シャラ…っと何か鎖のような音が聞こえてハッとする。
首元に、鎖の繋がった首輪が見えた。
私は歩いて近づくとノーチェに手を引っ張られる
「いけません、危険です」
「大丈夫だよ、アルデンに防御の魔法をかけてもらってるし」
「…」渋々といった形でノーチェが足を進める。
「奴隷…ですね」
アルデンが子供の鎖を指で触れる
「奴隷…」
「シルバーリーフ王国は奴隷の所有を法で禁止しています。」
「違法な奴隷がこの国に…?」
アルデンは口を開いて、また閉じる。何か言おうとしてるが躊躇しているようだ
「いずれはこの国を納めるのよ?知識はあった方がいいと思うの、教えて!アルデン」
「…分かりました。」
アルデンが話してくれたのは、この世界の奴隷問題。
盗賊や裏の組織が珍しい種族や珍しい見た目のものを売買して働かせたり観賞用にしたり。
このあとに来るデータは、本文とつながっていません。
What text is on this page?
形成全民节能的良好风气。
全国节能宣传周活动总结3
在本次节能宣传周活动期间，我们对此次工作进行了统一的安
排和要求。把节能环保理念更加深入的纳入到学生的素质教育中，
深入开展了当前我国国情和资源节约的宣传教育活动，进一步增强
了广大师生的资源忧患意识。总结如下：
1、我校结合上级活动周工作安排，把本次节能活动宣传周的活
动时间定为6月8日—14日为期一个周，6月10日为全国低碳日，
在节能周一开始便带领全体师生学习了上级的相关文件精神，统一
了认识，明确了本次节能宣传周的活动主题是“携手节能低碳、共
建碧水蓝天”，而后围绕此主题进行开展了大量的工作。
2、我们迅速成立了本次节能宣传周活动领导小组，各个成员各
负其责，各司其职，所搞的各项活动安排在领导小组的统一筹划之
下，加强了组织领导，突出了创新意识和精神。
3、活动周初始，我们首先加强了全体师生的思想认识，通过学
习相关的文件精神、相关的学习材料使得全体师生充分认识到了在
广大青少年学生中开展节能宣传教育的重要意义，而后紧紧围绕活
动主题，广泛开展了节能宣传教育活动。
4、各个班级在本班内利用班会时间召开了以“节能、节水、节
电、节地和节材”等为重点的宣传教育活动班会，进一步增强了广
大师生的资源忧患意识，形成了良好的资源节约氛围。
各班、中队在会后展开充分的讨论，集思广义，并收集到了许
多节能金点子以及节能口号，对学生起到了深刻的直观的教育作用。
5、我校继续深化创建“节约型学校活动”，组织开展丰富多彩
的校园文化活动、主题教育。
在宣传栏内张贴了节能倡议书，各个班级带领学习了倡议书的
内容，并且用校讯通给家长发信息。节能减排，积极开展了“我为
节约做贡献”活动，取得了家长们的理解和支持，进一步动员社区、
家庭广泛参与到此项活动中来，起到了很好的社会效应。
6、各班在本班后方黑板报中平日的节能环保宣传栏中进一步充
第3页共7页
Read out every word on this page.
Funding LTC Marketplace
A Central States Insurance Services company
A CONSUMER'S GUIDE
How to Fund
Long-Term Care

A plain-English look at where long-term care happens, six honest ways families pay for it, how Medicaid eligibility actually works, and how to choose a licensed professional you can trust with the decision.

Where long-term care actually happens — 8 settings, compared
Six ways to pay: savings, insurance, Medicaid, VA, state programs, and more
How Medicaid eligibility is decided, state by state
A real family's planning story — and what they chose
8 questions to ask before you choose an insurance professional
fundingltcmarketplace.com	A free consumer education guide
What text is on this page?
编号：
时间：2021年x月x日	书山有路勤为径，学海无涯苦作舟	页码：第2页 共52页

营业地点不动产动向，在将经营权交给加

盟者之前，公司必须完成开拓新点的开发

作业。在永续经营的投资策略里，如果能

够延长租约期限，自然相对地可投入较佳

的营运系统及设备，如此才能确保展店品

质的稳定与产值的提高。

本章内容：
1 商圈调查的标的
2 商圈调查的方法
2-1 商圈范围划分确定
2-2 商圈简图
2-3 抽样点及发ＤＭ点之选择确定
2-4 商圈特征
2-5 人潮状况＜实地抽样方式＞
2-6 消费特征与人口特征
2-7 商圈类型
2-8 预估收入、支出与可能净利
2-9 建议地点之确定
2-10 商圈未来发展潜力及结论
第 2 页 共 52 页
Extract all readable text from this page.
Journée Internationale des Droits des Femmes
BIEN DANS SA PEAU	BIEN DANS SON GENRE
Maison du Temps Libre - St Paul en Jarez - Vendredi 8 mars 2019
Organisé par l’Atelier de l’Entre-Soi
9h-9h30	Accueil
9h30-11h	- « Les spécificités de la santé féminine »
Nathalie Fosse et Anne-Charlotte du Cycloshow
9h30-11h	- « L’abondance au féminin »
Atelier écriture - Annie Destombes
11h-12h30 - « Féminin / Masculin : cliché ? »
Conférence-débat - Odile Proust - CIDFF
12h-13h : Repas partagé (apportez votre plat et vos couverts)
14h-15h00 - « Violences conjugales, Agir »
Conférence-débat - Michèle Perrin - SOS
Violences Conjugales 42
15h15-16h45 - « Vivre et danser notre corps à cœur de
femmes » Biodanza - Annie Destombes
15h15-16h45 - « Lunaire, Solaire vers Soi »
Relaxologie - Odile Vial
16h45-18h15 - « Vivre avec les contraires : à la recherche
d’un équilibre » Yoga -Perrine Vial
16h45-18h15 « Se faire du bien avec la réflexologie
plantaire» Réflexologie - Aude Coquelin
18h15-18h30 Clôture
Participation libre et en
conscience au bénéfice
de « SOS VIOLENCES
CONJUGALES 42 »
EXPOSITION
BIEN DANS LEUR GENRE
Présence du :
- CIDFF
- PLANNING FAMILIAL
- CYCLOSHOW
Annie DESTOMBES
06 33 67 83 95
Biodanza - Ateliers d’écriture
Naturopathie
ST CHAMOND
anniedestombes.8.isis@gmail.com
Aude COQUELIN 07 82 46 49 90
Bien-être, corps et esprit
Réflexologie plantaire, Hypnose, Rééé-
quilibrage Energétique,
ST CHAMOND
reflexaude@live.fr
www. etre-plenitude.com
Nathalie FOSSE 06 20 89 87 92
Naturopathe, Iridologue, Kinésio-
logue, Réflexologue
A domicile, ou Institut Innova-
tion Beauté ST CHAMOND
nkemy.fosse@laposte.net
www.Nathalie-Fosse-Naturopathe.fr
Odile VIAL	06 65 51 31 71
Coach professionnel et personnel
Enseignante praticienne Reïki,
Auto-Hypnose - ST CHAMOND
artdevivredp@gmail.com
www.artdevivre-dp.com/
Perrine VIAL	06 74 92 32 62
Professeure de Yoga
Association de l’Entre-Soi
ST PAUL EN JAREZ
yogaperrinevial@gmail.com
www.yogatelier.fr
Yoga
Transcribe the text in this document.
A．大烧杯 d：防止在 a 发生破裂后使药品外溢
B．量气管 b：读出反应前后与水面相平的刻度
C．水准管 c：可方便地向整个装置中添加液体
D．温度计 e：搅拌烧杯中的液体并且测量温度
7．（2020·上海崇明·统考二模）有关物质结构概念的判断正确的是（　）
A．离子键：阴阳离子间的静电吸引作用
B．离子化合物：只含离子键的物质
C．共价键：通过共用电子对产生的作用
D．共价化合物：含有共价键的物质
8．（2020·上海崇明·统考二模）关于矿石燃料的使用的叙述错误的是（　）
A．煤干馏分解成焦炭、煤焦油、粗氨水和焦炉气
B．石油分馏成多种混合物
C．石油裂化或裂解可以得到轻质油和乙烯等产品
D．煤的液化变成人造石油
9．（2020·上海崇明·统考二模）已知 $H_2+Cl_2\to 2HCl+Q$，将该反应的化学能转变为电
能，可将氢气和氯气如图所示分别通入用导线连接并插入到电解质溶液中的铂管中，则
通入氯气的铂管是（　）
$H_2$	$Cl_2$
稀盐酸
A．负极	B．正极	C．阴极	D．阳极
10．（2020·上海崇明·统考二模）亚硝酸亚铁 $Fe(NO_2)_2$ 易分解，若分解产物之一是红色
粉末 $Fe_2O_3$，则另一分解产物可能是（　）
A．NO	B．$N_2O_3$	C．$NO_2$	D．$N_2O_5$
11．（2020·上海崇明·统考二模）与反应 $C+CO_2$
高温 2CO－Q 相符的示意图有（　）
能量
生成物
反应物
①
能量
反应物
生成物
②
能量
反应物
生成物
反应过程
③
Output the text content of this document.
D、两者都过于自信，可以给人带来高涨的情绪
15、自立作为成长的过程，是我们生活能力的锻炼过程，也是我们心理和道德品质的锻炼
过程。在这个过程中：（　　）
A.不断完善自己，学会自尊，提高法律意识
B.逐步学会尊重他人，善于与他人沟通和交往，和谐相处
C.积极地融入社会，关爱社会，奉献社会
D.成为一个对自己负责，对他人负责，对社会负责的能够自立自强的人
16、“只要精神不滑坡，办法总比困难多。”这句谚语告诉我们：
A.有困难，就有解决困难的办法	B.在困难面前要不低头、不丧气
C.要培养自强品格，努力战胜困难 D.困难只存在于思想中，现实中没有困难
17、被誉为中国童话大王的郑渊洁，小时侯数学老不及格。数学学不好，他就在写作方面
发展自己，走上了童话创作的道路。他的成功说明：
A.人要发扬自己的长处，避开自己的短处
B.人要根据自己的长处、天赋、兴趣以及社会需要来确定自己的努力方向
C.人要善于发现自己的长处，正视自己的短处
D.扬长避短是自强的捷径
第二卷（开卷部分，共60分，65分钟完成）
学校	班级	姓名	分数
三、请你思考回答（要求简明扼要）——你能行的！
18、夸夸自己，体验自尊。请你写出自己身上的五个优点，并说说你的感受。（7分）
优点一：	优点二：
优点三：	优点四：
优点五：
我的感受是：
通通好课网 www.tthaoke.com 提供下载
特別な首輪を付けて主人に逆らえないようにする魔法をかけられているという。
シルバーリーフ王国では初代から奴隷は反対派として厳しく取り締まってきた。
貴族ももちろんこの奴隷の所有や売買に関与する、または持ち込むことですら違法とされる。
でも、儲かるからかこうやって隠れて奴隷売買が横行しているらしい。
「そう…教えてくれてありがとう。ねぇアルデン、この首輪を外すにはどうすればいいの?」
「そうですね、首輪の持ち主から鍵を受け取るか、首輪の持ち主が所有権を放棄する、死亡するなどいずれにしても首輪の持ち主をどうにかしなければなりません」
「斬ったり取ったり出来ないの?」
「はい、この首輪は言わば呪いです。」
「呪い…」
「この首輪は魂との契約。首輪を無理に外せば首輪をつけているものの魂を傷つけます。例え魔王でも勇者でも聖女だとしても外すことは出来ないのです」
「そう…」
痛々しい。子供はゼェっと辛そうな息遣いをしていて、その体は鞭で打ったように傷だらけで血まみれで…
前世の___私のよう
そして辛いはずなのに『たすけて』と言わない子供。
でもその目は知ってる、心の中で必死に手を伸ばして助けを待っているんだ。
「私!絶対首輪の持ち主探す!だから貴方の名前教えて!」
「なっ、王女!」
っと、私を止めるノーチェ
「王女…?王女だって?」
っと私を睨みつける。
「そう!絶対!絶対助ける!教えて欲しい、あなたの名前と、貴方に首輪をつけた奴を!」
「まったく…」
そう言ってアルデンは私をみてほほ笑みを浮かべていた。